Dua tahun kebelakang, ayahku menjadi yatim-piatu dan ibuku menjadi yatim. Bercerita mengenai kehilangan, aku semakin merasa egois. Aku hanya ingin selamanya; bukan sementara. Mengapa tiba-tiba?
Tiba-tiba Datuk meninggal. Mungkin giliranku juga nanti akan tiba-tiba.
Aku juga ingin tiba-tiba sembuh. Tiba-tiba tidak lagi merasa cemas saat berjalan. Atau tiba-tiba semuanya menjadi utuh kembali. Manusia sangat kompleks, aku tidak suka. Namun, aku adalah spesies manusia juga. Sekarang sudah bisa menurunkan kadar keras kepalaku.
Datuk, bagaimana kabar? Dulu aku pamit meninggalkan kampung halaman untuk membangun usaha. Datuk tetap mendukung, namun menyarankan aku bekerja. Sekarang, aku sudah bekerja tuk… Aku mengikuti saran datuk saat ini. Aku tekan egoku. Sekarang aku sudah terbiasa.

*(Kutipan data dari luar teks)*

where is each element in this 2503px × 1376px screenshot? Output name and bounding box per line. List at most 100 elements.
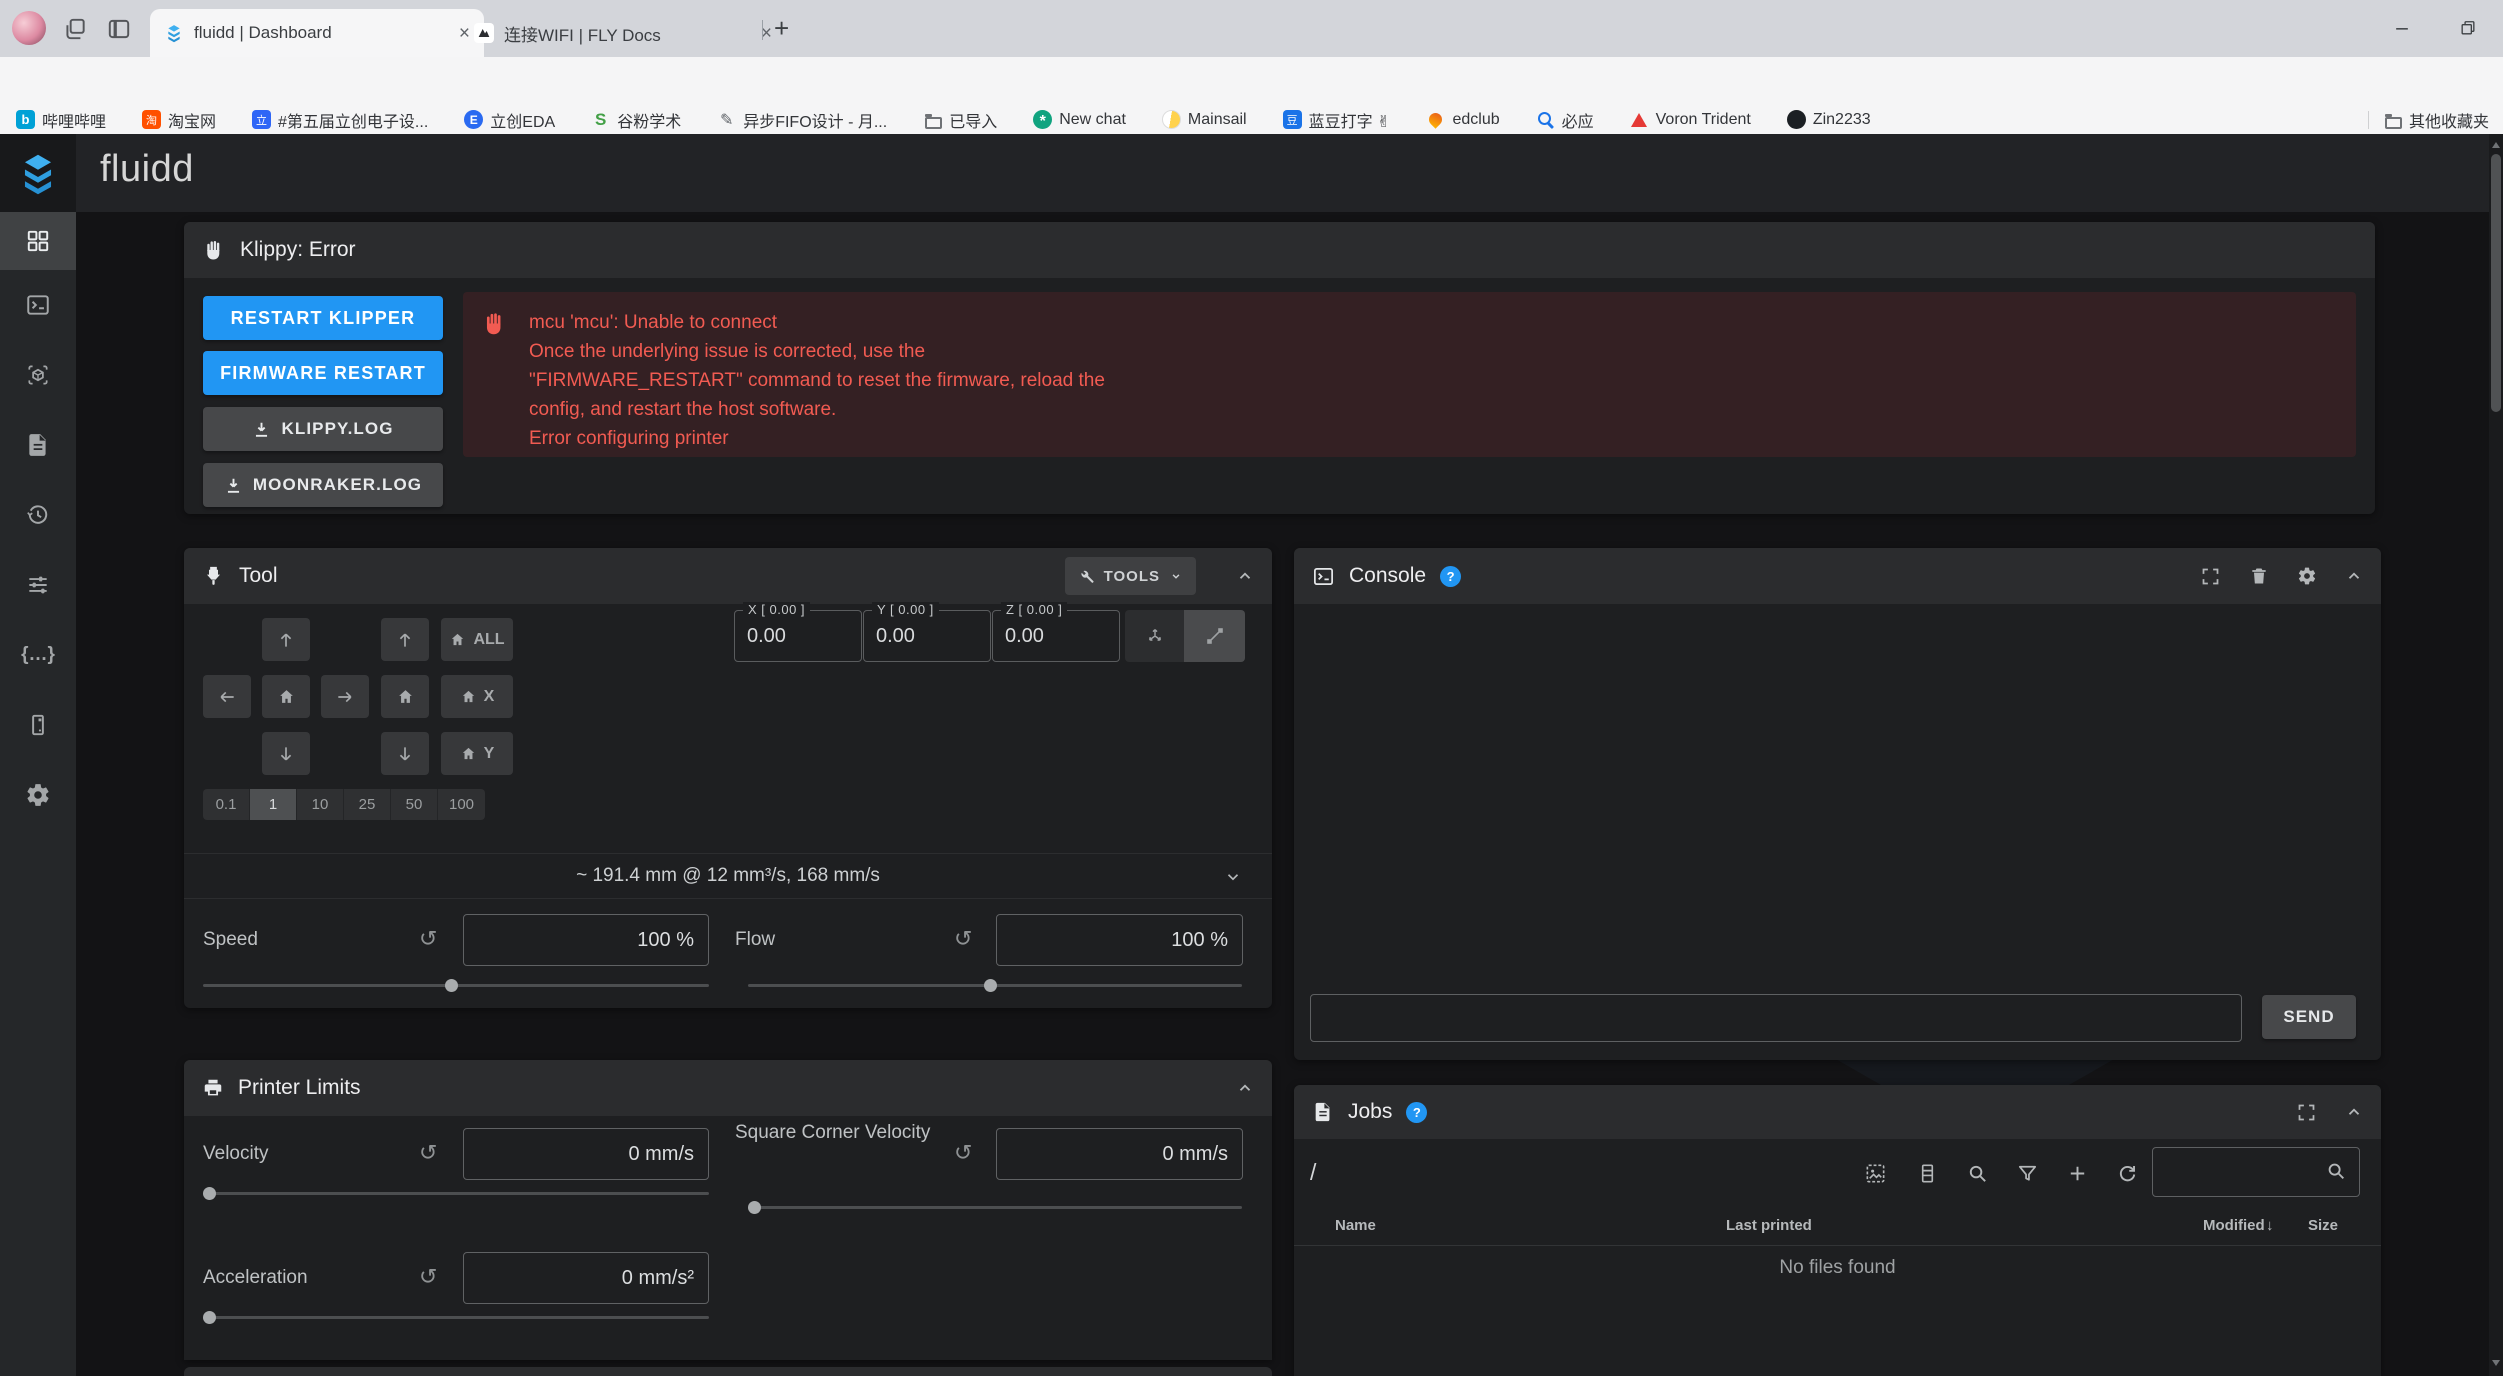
- bookmark-fifo-article[interactable]: 异步FIFO设计 - 月...: [717, 108, 887, 132]
- send-button[interactable]: SEND: [2262, 995, 2356, 1039]
- flow-slider-thumb[interactable]: [984, 979, 997, 992]
- jog-step-1[interactable]: 1: [250, 789, 297, 820]
- velocity-input[interactable]: 0 mm/s: [463, 1128, 709, 1180]
- jog-step-10[interactable]: 10: [297, 789, 344, 820]
- other-favorites-folder[interactable]: 其他收藏夹: [2383, 108, 2489, 132]
- fluidd-logo[interactable]: [0, 134, 76, 212]
- jog-y-minus-button[interactable]: [262, 732, 310, 775]
- sidebar-item-history[interactable]: [0, 480, 76, 550]
- row-density-icon[interactable]: [1916, 1162, 1939, 1185]
- bookmark-lceda-contest[interactable]: #第五届立创电子设...: [252, 108, 428, 132]
- sidebar-item-configuration[interactable]: {…}: [0, 620, 76, 690]
- console-settings-gear-icon[interactable]: [2297, 566, 2317, 586]
- home-all-button[interactable]: ALL: [441, 618, 513, 661]
- firmware-restart-button[interactable]: FIRMWARE RESTART: [203, 351, 443, 395]
- expand-extruder-icon[interactable]: [1224, 868, 1242, 886]
- home-z-button[interactable]: [381, 675, 429, 718]
- window-minimize-icon[interactable]: [2392, 18, 2412, 38]
- absolute-positioning-toggle[interactable]: [1125, 610, 1184, 662]
- collapse-panel-icon[interactable]: [2345, 1103, 2363, 1121]
- sidebar-item-tune[interactable]: [0, 550, 76, 620]
- workspaces-icon[interactable]: [62, 16, 88, 42]
- jobs-search-input[interactable]: [2152, 1147, 2360, 1197]
- sidebar-item-jobs[interactable]: [0, 410, 76, 480]
- flow-reset-icon[interactable]: ↺: [954, 928, 972, 950]
- acceleration-reset-icon[interactable]: ↺: [419, 1266, 437, 1288]
- speed-reset-icon[interactable]: ↺: [419, 928, 437, 950]
- column-size[interactable]: Size: [2308, 1217, 2338, 1234]
- console-help-badge[interactable]: ?: [1440, 566, 1461, 587]
- column-last-printed[interactable]: Last printed: [1726, 1217, 1812, 1234]
- add-icon[interactable]: [2066, 1162, 2089, 1185]
- bookmark-chatgpt[interactable]: New chat: [1033, 110, 1126, 129]
- moonraker-log-button[interactable]: MOONRAKER.LOG: [203, 463, 443, 507]
- fullscreen-icon[interactable]: [2296, 1102, 2317, 1123]
- bookmark-landou[interactable]: 蓝豆打字 ✌: [1283, 108, 1391, 132]
- extruder-summary-row[interactable]: ~ 191.4 mm @ 12 mm³/s, 168 mm/s: [184, 853, 1272, 899]
- column-modified[interactable]: Modified: [2203, 1217, 2265, 1234]
- home-y-button[interactable]: Y: [441, 732, 513, 775]
- bookmark-github[interactable]: Zin2233: [1787, 110, 1871, 129]
- jog-step-0.1[interactable]: 0.1: [203, 789, 250, 820]
- flow-slider[interactable]: [748, 979, 1242, 992]
- jog-z-minus-button[interactable]: [381, 732, 429, 775]
- tab-actions-icon[interactable]: [106, 16, 132, 42]
- acceleration-input[interactable]: 0 mm/s²: [463, 1252, 709, 1304]
- bookmark-gufen[interactable]: 谷粉学术: [591, 108, 681, 132]
- scrollbar-thumb[interactable]: [2491, 154, 2501, 412]
- fullscreen-icon[interactable]: [2200, 566, 2221, 587]
- new-tab-button[interactable]: +: [774, 13, 789, 44]
- flow-input[interactable]: 100 %: [996, 914, 1243, 966]
- bookmark-imported-folder[interactable]: 已导入: [923, 108, 997, 132]
- scv-input[interactable]: 0 mm/s: [996, 1128, 1243, 1180]
- sidebar-item-gcode-preview[interactable]: [0, 340, 76, 410]
- relative-positioning-toggle[interactable]: [1184, 610, 1245, 662]
- browser-tab-fluidd[interactable]: fluidd | Dashboard ×: [150, 9, 484, 57]
- filter-icon[interactable]: [2016, 1162, 2039, 1185]
- velocity-slider[interactable]: [203, 1187, 709, 1200]
- jog-x-plus-button[interactable]: [321, 675, 369, 718]
- trash-icon[interactable]: [2249, 566, 2269, 586]
- page-scrollbar[interactable]: [2489, 134, 2503, 1376]
- jog-z-plus-button[interactable]: [381, 618, 429, 661]
- klippy-log-button[interactable]: KLIPPY.LOG: [203, 407, 443, 451]
- position-z-field[interactable]: Z [ 0.00 ] 0.00: [992, 610, 1120, 662]
- jobs-help-badge[interactable]: ?: [1406, 1102, 1427, 1123]
- sidebar-item-console[interactable]: [0, 270, 76, 340]
- bookmark-voron[interactable]: Voron Trident: [1630, 110, 1751, 129]
- scrollbar-down-arrow[interactable]: [2492, 1360, 2500, 1366]
- sidebar-item-system[interactable]: [0, 690, 76, 760]
- bookmark-bing[interactable]: 必应: [1536, 108, 1594, 132]
- tools-dropdown-button[interactable]: TOOLS: [1065, 557, 1196, 595]
- jog-x-minus-button[interactable]: [203, 675, 251, 718]
- sidebar-item-dashboard[interactable]: [0, 212, 76, 270]
- collapse-panel-icon[interactable]: [1236, 1079, 1254, 1097]
- browser-profile-avatar[interactable]: [12, 11, 46, 45]
- window-restore-icon[interactable]: [2458, 18, 2478, 38]
- position-y-field[interactable]: Y [ 0.00 ] 0.00: [863, 610, 991, 662]
- acceleration-slider[interactable]: [203, 1311, 709, 1324]
- home-xy-button[interactable]: [262, 675, 310, 718]
- collapse-panel-icon[interactable]: [1236, 567, 1254, 585]
- scv-reset-icon[interactable]: ↺: [954, 1142, 972, 1164]
- jog-step-50[interactable]: 50: [391, 789, 438, 820]
- browser-tab-fly-docs[interactable]: 连接WIFI | FLY Docs ×: [460, 9, 786, 57]
- thumbnails-toggle-icon[interactable]: [1864, 1162, 1887, 1185]
- scv-slider[interactable]: [748, 1201, 1242, 1214]
- position-x-field[interactable]: X [ 0.00 ] 0.00: [734, 610, 862, 662]
- search-icon[interactable]: [1966, 1162, 1989, 1185]
- sort-desc-icon[interactable]: ↓: [2266, 1217, 2274, 1234]
- bookmark-edclub[interactable]: edclub: [1426, 110, 1499, 129]
- jog-step-25[interactable]: 25: [344, 789, 391, 820]
- scv-slider-thumb[interactable]: [748, 1201, 761, 1214]
- restart-klipper-button[interactable]: RESTART KLIPPER: [203, 296, 443, 340]
- speed-slider-thumb[interactable]: [445, 979, 458, 992]
- console-input[interactable]: [1310, 994, 2242, 1042]
- bookmark-mainsail[interactable]: Mainsail: [1162, 110, 1247, 129]
- bookmark-taobao[interactable]: 淘宝网: [142, 108, 216, 132]
- jog-step-100[interactable]: 100: [438, 789, 485, 820]
- sidebar-item-settings[interactable]: [0, 760, 76, 830]
- speed-slider[interactable]: [203, 979, 709, 992]
- column-name[interactable]: Name: [1335, 1217, 1376, 1234]
- scrollbar-up-arrow[interactable]: [2492, 142, 2500, 148]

Sudah dua tahun aku tidak menemani datuk untuk menghantarkan zakat. Karena dulu selalu datuk minta ditemani; karena kaki datuk sudah bengkok dan sakit untuk berjalan. Aku sudah tidak pernah menghantarkan zakat lagi tuk. Mungkin tahun depan; akan ku temani ayah untuk menghantarkan zakat sebelum lebaran. Dulu, kita sering berangkat bersama untuk sholat Jum’at. Karena, aku senang melihat punggung Datuk di saf paling depan. Untuk saat ini, kadang aku berangkat sendiri. Kadang juga absen tuk, maafkan.
Sekarang pun aku sangat suka makan nasi dingin seperti Datuk. Aku bisa nambah; kalau lauk nya enak. Padahal aku tidak suka makan.
Aku sudah sangat jarang menelepon nenek tuk, maafkan. Banyak yang terjadi setelah kepergian datuk… dan aku merasa semua terlalu banyak menumpuk hingga aku tidak bisa berbuat apa-apa.
Terakhir aku pinjam mesin ketik Datuk saat masih muda untuk sajak pameran seni saat kuliah. Sekarang masih ada tuk… akan aku simpan.
Aku ingin menatap lagi mata teduh yang membuat aku tersadar pernah merasa kecil. Aku tersadar; saat ini dewasa adalah harus. Sehingga, aku merubah cara pandang ataupun sikap terhadap sebuah masalah. Aku seperti air, yang berusaha untuk sesuai dengan wadah yang selanjutnya. Melepas kepergian Datuk, adalah sebuah keharusan yang pahit. Terimakasih terkadang sudah mampir kedalam mimpi. Aku belajar mengenai kehilangan disaat dewasa ini.
Sampai berjumpa lagi tuk, aku sangat berharap bisa bertemu kembali nanti. Terima kasih telah membuat ayah dan ibuku menjadi manusia yang sangat aku bangga kan.
Setiap hari mereka merasakan berat yang tidak bisa kami bagi. Maka dari itu, aku rasa sudah cukup untuk menambahkan lagi. Maka aku tuliskan malam ini bersama segerombolan semut yang ikut menyantap minumanku; segelas teh panas yang engkau suka.